Do Nurses at Bethesda Southgate Stick Around?

Staff at BETHESDA SOUTHGATE tend to stick around. With a turnover rate of 28%, the facility is 18 percentage points below the Missouri average of 46%. Low turnover is a positive sign. It means caregivers have time to learn each resident's needs, medications, and personal preferences. Consistent staff also notice subtle changes in a resident's condition more quickly. Registered Nurse turnover is also low at 10%, meaning experienced RNs are available to handle complex medical needs.

Was Bethesda Southgate Ever Fined?

BETHESDA SOUTHGATE has no federal fines on record. CMS issues fines when nursing homes fail to meet care standards or don't correct problems found during inspections. The absence of fines suggests the facility has either maintained compliance or corrected any issues before penalties were assessed. This is a positive indicator, though families should still review recent inspection reports for the full picture.

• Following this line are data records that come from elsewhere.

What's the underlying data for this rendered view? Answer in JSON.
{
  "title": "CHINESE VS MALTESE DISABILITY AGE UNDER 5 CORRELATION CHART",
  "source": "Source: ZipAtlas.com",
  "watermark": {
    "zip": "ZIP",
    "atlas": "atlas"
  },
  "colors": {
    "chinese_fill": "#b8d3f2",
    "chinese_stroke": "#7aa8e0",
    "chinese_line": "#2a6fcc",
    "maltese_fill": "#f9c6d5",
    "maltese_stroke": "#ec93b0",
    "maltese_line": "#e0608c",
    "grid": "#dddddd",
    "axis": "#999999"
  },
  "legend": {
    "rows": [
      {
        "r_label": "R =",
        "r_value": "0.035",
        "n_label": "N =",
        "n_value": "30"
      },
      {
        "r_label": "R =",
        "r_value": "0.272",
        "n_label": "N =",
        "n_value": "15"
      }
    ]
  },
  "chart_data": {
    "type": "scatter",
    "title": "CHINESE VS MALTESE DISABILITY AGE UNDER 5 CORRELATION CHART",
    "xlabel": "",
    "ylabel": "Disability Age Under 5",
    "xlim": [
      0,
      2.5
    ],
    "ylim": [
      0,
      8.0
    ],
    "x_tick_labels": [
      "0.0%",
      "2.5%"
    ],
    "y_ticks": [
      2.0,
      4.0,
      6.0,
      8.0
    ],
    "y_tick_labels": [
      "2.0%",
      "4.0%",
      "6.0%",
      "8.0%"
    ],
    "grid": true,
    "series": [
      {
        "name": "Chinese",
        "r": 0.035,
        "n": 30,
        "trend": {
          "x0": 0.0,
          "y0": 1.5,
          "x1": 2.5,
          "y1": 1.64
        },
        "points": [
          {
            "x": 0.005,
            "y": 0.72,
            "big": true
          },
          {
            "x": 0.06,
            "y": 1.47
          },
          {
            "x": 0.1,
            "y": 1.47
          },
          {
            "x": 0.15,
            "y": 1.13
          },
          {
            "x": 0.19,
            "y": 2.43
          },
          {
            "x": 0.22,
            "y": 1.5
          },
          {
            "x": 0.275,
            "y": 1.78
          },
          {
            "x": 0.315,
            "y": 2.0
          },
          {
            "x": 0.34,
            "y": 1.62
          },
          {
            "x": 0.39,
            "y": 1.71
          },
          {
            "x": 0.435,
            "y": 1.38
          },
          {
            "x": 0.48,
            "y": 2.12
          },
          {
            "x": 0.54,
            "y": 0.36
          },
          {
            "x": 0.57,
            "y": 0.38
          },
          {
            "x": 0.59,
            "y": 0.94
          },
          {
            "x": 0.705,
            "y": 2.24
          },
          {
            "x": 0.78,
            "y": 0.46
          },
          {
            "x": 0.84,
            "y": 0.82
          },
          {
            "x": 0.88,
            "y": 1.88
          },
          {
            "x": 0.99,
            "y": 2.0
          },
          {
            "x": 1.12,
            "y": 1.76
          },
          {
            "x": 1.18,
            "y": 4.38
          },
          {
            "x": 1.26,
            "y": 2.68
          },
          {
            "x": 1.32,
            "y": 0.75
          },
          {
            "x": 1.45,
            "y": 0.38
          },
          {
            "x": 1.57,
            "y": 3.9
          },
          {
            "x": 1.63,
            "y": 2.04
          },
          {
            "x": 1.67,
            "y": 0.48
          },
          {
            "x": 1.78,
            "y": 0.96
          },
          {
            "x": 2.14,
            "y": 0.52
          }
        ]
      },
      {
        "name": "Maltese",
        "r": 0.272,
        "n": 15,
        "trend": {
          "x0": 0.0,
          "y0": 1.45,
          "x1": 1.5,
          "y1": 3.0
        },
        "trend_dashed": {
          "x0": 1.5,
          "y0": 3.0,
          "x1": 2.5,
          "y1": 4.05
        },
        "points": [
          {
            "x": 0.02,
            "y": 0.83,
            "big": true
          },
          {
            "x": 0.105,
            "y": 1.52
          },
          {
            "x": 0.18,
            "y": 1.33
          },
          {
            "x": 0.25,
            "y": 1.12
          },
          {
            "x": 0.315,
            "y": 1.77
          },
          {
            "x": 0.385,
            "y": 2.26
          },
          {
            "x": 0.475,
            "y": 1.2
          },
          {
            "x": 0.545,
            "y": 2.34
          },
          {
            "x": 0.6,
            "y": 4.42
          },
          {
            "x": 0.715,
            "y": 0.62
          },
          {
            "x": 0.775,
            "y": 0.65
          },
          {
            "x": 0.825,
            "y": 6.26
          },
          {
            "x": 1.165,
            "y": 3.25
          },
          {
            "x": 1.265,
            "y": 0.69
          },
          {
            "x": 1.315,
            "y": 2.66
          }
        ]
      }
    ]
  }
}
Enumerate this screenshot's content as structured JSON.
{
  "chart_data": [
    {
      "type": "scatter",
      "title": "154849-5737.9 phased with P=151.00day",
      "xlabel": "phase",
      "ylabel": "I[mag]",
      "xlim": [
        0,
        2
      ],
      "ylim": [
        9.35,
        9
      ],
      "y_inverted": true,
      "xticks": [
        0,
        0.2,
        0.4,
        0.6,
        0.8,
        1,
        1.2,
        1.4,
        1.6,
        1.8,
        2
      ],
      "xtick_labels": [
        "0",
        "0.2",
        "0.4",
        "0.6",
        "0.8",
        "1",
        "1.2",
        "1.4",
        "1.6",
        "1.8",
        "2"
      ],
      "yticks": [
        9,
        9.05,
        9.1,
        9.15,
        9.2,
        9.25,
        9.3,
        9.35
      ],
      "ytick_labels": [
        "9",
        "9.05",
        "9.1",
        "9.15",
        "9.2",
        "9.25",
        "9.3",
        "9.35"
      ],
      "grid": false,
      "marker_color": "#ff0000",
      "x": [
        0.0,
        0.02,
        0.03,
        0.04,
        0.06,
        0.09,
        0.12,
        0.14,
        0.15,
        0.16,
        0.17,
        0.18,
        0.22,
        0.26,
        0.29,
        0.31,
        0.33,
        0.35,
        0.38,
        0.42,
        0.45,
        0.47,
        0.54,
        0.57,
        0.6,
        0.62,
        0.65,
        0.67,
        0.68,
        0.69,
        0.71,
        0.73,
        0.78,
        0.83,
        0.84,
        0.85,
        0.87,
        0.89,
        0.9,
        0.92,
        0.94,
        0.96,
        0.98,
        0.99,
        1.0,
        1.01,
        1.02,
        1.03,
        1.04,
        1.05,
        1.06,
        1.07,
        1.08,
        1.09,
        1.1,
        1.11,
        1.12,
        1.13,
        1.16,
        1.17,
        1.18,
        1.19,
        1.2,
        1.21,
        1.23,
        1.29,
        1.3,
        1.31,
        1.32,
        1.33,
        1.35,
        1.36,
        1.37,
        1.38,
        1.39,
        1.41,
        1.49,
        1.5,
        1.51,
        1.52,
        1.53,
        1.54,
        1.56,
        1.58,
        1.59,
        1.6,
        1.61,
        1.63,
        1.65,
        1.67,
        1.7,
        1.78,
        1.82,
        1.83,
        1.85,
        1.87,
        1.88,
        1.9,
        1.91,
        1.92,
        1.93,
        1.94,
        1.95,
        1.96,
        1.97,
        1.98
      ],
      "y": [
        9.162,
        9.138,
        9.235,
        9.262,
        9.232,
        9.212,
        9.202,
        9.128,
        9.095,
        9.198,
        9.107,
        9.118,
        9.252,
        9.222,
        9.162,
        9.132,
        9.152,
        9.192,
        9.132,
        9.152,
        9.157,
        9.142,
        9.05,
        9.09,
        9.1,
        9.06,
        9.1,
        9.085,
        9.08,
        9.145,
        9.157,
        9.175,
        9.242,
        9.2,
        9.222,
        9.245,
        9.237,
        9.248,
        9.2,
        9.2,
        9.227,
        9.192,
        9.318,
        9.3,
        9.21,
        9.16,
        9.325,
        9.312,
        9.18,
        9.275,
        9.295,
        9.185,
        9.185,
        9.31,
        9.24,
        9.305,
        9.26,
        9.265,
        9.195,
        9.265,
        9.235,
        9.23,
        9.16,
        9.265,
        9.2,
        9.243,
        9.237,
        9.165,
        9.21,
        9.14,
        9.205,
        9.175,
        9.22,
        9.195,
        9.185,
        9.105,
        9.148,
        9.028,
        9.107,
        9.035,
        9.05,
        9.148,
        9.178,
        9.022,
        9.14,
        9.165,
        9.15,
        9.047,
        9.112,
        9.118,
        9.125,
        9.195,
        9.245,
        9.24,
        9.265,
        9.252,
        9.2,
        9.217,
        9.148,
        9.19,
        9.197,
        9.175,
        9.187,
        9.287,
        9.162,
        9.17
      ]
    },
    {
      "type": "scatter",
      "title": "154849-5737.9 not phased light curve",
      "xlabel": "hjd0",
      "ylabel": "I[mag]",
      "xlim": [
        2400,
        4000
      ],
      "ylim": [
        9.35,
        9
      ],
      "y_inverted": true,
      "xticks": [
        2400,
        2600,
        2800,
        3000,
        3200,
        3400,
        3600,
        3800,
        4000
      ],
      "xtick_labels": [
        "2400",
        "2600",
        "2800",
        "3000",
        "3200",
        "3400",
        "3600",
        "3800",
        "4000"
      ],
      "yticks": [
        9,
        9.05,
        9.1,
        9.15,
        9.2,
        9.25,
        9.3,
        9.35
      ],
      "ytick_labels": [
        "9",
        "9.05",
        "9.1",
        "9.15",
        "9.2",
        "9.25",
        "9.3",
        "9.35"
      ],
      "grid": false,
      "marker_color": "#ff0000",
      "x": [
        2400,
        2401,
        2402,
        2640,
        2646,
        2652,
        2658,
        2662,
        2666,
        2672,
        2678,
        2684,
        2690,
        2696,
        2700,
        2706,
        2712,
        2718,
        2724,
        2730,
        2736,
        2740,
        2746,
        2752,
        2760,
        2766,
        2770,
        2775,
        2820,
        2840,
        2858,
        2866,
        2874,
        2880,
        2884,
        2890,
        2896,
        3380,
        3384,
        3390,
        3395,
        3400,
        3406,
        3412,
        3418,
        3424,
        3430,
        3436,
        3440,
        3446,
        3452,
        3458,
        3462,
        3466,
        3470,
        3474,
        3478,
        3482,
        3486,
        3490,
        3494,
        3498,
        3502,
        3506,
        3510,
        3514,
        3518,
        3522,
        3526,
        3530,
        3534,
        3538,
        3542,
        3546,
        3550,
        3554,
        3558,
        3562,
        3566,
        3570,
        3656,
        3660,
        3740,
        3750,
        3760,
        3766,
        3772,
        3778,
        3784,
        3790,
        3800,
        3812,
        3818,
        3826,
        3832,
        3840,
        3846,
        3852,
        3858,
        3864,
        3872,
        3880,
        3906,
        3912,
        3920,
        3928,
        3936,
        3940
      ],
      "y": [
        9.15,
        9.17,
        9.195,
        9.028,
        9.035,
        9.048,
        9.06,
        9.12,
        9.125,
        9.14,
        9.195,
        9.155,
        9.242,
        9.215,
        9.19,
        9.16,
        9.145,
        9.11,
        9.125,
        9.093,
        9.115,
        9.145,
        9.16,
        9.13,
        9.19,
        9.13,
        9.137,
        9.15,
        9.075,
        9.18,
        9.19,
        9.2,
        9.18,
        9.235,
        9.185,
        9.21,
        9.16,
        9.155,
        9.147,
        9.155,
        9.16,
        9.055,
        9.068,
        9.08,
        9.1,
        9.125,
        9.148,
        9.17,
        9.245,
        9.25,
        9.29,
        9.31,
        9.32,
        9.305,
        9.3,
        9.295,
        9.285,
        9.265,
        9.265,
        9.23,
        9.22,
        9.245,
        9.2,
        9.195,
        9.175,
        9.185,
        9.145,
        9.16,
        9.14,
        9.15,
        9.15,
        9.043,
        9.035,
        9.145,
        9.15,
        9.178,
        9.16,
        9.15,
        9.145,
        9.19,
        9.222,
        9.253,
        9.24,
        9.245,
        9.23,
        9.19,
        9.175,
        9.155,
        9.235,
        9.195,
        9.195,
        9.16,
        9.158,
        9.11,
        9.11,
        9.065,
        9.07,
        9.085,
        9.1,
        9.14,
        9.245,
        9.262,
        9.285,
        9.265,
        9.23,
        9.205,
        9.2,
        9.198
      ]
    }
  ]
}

Is Bethesda Southgate on Any Federal Watch List?

BETHESDA SOUTHGATE is not on any federal watch list. The most significant is the Special Focus Facility (SFF) program, which identifies the bottom 1% of nursing homes nationally based on persistent, serious quality problems. Not being on this list means the facility has avoided the pattern of deficiencies that triggers enhanced federal oversight. This is a positive indicator, though families should still review the facility's inspection history directly.